New Revolutionary vs Old Guard

Chess, as sport — was as exciting as it gets — it is the finals of the well-named “Legends of Chess” chess24 tournament, four games of Rapids have been inconclusive, and we are now in Blitz. Nepo, the challenger to the World Champion, has Black, and needs a win.

Both sides started out with sharp hypermodern set-ups, with Magnus opting for the Re’ti setup (called by Tartakower “the opening of the future”) and Nepo responding a’ la mode with an very modern defence, opting for fianchettoed Bishops rather than central pawn push. In the end Carlsen ended up with the more classical set-up, Bishops placed a’ la Morphy on 3rd rank, centre occupied, leading to this beautiful and iconic (but evaluated fairly equal) position):

What proceeded was total obliteration of the queenside, with both king’s castled to safety in their relatively intact kingside —

Now we have simplified, after a rook trade, into the battle for activity between Queens and light Bishops. The position is still ambivalent.

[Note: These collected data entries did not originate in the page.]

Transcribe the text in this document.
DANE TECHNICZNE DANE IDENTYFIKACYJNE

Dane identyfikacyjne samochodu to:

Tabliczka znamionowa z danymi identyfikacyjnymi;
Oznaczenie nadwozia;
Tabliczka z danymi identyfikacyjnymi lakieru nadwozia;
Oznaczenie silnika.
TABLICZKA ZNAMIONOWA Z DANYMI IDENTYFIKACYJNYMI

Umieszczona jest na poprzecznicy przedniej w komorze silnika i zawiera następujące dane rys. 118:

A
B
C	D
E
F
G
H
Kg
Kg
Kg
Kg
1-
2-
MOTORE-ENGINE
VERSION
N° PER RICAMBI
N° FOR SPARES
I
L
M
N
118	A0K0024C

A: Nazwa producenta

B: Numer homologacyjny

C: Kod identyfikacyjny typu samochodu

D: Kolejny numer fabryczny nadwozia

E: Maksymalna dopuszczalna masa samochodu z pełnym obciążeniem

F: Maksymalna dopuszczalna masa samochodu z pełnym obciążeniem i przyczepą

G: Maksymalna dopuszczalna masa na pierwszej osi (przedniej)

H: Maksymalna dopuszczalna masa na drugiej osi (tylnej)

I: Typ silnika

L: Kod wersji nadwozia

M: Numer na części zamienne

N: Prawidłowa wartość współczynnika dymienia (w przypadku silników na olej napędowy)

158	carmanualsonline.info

Magnus chooses to not trade down his Bishop and offer an entire Knight. Black gets in a few checks, White gets in a few checks, and we end up in a long (no really, 44-move) Queen vs Queen and Bishop endgame:

Leading to this position — what would you do as White? — yes, Qf5. Black has allowed White to trade down Queens, and White then wins, with no pieces but three pawns to Black’s piece. Long live the pawn!